Trzymajmy za nich kciuki. Jest dużo młodzieży, oni naprawdę potrzebują wsparcia.

Zapytam cię w takim razie konkretnie o pozycje tobie najbliższą – środek defensywy. Obecnie najwięcej jest zmian właśnie tam.

Najwięcej zmian i od razu nasuwa się pytanie, czy będziemy grać trójką obrońców, czy nie. W młodzieżówce trener preferował system z trójką środkowych.

Nie ma czasu na kadrze, żeby to w jakiś sposób wytrenować. Kto dostanie szansę będzie musiał ją jak najszybciej wykorzystać. Dobrze, że te pierwsze mecze są z rywalami z niższej półki. Daj Boże, żeby to „zapaliło” od pierwszego zgrupowania nowego szkoleniowca, bo to doda mu na pewno skrzydeł. Bo po samym ogłoszeniu nominacji na selekcjonera, już nie miał łatwo.

To na koniec wracamy do Opola, wracamy do Odry. Nie da się ukryć, że Mateusz Kamiński jest już doświadczonym zawodnikiem.
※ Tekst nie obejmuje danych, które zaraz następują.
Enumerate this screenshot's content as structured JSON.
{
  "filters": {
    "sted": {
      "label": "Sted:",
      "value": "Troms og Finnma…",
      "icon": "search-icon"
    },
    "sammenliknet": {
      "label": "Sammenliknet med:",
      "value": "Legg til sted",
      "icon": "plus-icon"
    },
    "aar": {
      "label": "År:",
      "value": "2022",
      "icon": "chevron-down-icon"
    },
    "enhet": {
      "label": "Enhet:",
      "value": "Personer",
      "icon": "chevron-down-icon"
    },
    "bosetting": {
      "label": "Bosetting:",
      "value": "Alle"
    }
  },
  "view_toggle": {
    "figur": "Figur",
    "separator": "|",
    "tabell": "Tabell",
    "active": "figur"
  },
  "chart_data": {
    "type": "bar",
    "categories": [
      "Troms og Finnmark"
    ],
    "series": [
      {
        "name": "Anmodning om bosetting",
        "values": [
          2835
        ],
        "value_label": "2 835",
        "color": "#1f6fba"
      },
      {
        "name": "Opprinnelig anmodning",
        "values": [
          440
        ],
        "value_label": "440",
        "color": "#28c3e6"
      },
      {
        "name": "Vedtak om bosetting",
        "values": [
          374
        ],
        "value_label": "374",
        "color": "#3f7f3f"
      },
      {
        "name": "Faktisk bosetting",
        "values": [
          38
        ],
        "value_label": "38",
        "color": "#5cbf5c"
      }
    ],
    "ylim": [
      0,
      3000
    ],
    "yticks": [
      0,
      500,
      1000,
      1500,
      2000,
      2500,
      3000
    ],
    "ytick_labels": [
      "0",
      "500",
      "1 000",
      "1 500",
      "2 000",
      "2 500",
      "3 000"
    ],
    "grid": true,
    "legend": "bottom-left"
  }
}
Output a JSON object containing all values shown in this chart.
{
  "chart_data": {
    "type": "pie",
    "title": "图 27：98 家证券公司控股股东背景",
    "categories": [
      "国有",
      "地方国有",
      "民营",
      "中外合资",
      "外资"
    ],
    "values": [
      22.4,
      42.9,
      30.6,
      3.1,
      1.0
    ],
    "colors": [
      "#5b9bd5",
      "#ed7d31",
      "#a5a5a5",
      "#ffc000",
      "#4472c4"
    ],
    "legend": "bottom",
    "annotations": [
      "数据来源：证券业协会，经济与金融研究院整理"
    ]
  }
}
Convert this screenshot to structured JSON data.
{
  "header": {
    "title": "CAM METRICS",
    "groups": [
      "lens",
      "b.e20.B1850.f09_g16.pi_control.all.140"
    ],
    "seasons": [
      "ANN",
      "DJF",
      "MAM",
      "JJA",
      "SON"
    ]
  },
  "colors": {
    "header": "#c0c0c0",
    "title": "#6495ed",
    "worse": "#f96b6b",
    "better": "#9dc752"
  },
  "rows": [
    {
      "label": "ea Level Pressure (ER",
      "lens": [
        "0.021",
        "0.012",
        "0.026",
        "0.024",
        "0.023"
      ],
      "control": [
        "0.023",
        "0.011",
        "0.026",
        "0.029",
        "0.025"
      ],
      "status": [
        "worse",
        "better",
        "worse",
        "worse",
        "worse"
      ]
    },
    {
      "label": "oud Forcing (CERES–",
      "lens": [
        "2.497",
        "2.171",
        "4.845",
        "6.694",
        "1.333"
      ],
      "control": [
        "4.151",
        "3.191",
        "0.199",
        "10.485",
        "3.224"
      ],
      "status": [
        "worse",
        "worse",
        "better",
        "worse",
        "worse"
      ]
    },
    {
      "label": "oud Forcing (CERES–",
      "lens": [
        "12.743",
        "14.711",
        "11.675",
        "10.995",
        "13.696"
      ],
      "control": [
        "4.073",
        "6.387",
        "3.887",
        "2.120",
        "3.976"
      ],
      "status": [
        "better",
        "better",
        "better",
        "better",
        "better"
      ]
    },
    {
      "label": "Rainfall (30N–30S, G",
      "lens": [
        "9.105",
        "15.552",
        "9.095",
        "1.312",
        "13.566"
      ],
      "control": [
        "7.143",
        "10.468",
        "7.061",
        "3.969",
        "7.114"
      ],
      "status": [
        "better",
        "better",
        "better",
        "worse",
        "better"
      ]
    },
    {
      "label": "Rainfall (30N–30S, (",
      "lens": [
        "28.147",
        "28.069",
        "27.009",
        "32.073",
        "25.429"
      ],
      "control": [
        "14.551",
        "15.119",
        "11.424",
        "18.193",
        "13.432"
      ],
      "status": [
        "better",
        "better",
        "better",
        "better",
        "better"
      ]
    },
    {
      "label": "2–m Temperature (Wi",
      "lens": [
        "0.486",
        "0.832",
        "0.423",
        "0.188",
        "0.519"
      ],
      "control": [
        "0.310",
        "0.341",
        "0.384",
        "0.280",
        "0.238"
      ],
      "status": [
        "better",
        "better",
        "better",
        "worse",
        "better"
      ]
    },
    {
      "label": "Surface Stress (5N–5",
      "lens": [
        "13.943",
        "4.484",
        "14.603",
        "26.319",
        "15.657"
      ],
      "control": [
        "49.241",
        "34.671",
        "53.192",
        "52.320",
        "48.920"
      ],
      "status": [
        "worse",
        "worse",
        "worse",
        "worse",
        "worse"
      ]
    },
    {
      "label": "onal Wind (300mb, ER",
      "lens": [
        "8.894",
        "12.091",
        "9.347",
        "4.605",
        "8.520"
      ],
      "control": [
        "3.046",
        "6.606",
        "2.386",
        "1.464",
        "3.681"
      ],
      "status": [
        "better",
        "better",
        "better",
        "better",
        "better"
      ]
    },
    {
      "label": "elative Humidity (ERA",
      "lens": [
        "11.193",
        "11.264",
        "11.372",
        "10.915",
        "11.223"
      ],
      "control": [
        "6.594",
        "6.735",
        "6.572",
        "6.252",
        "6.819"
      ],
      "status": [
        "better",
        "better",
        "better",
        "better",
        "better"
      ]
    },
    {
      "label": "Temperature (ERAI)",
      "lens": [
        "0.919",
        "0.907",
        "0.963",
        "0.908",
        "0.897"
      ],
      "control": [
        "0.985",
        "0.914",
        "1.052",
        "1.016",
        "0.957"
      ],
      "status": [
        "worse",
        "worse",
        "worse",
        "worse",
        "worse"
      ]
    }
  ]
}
Oczywiście nie wysyłam cię na piłkarską emeryturę! Taki awans do Ekstraklasy będzie zwieńczeniem kariery? To takie marzenie piłkarskie?

Z tym się trzeba mierzyć, wieku się nie oszuka. Każdy zawodnik z moim przebiegiem jest świadomy, że jest już coraz bliżej końca.

Parę tygodni wstecz, kiedy mnie ktoś pytał, powtarzałem – wyciskajmy tę cytrynę póki możemy. Póki idzie wyciskajmy z tego maksa, a co to da, to zobaczymy. Stadion się buduje, trenując codziennie patrzymy, jak powstaje. Każdy z tej drużyny chciałby na nim zagrać. A jakby to była Ekstraklasa, to myślę, że jest to marzenie każdego z nas. Bo nie wyobrażam sobie tego, że ktoś ma blokadę przed słowem „Ekstraklasa”. Dlaczego? Trzeba wykorzystywać, wyciskać i daj Boże, żeby tak się stało.

Ale jeszcze do Włochów Paolo Maldiniego i Alessandro Costacurty dużo ci brakuje (uśmiech). Trochę grania jeszcze przed tobą.

Póki zdrowie dopisuje, to na pewno trzeba się tym cieszyć. Robimy to, o czym za dzieciaka marzyliśmy. To, co kochamy. Myślę, że jest to najlepszy zawód na świecie (uśmiech). Każdy ponarzeka, taka chyba jest już nasza mentalność. Ale cieszmy się tym jak najdłużej.